Generally right now will be mirroring JSON-RPC with a different encoding, but in the future we will send some optimized payloads for a subset of replies which are constructed out of things like CompletionItem directly (so bypassing the JSON step).

I believe that your patch (https://reviews.llvm.org/D49389) is implementing the JSON-RPC with a choice of encoding, which will work for us right now, and it doesn't look like we will have problems optimizing our payloads later when we choose to do so.
However, the second option that you proposed does sound quite compelling as well (i.e. then we should probably have the feature code express replies as protocol structs), as it would give us more flexibility. However, I think it's orthogonal to the first option (JSON-RPC with a choice of encoding), so maybe we can leave it as something that will be on the table if we need it later? I think for the transport layer idea you proposed in https://reviews.llvm.org/D49389 makes sense and will work for us, and in the future we always can implement the second option that your proposed on top of of your patch, or use a simpler way to optimize our payloads without much disruption.

Thanks,
Alex

Sam, just out of curiosity - would it be possible for you to share any relevant experience gained by using porting clangd to protobuf-based transport layer?

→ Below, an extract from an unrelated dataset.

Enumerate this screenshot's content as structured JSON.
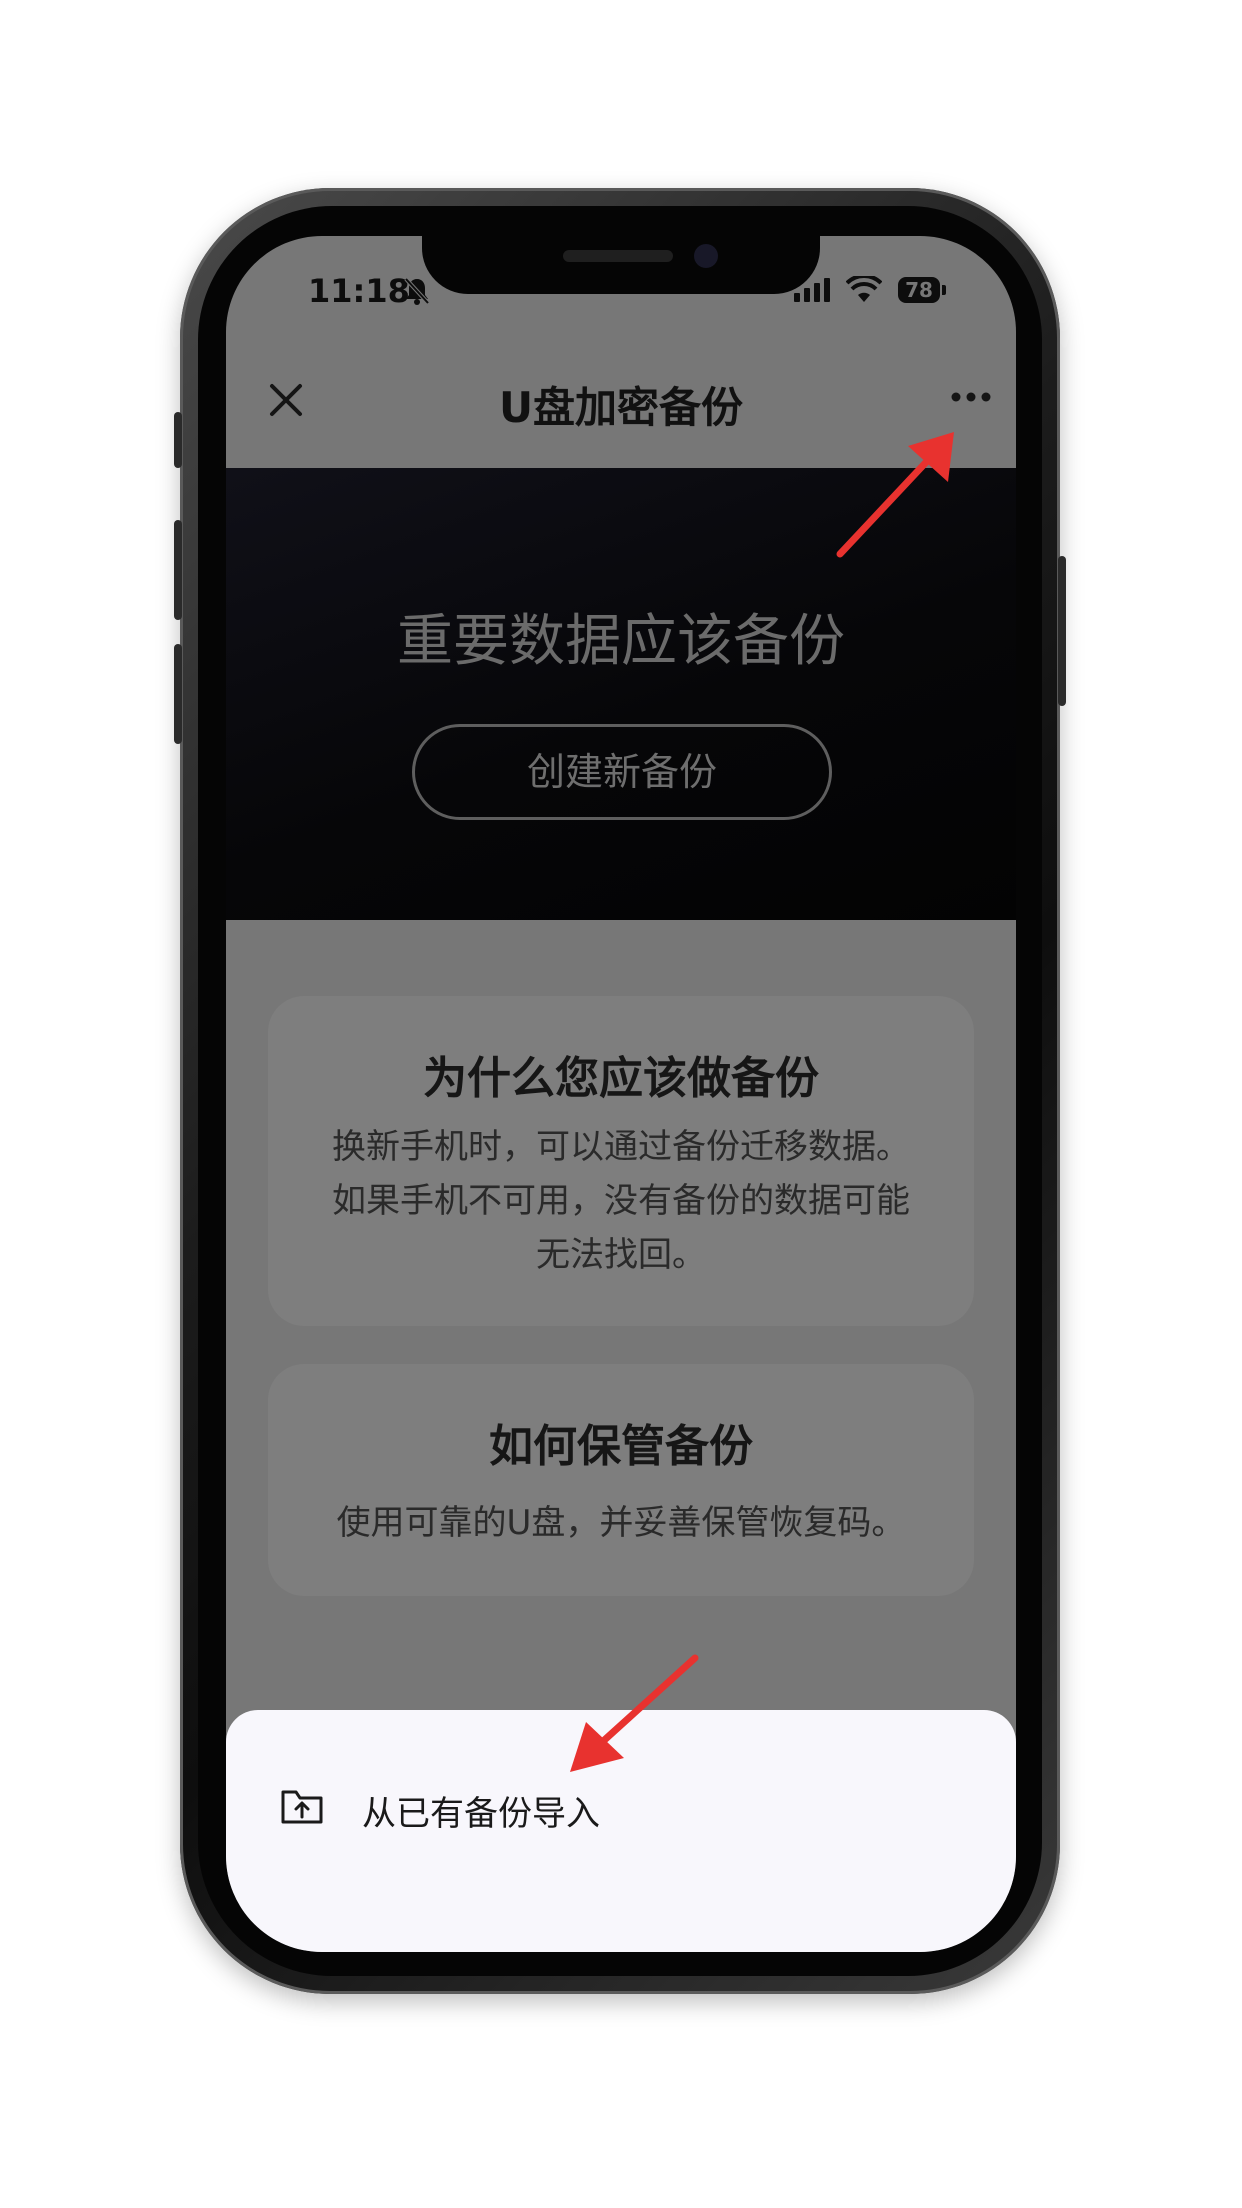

Hi Sam, we discussed a bit more with Alex offline. Ultimately we don't mind using JSON as part of the generic interface but we'd like to optimize specific cases in the future (thinking only about code completion so far) which might need to "work-around" the abstraction. What is your opinion about this - does it ruin the whole point of having the abstraction or do you consider pragmatic to have abstraction covering most of the functionality with maybe couple exceptions? I kind of assume (please correct me if I am wrong) that you might have done something similar with profobuf interface so we're definitely happy to discuss.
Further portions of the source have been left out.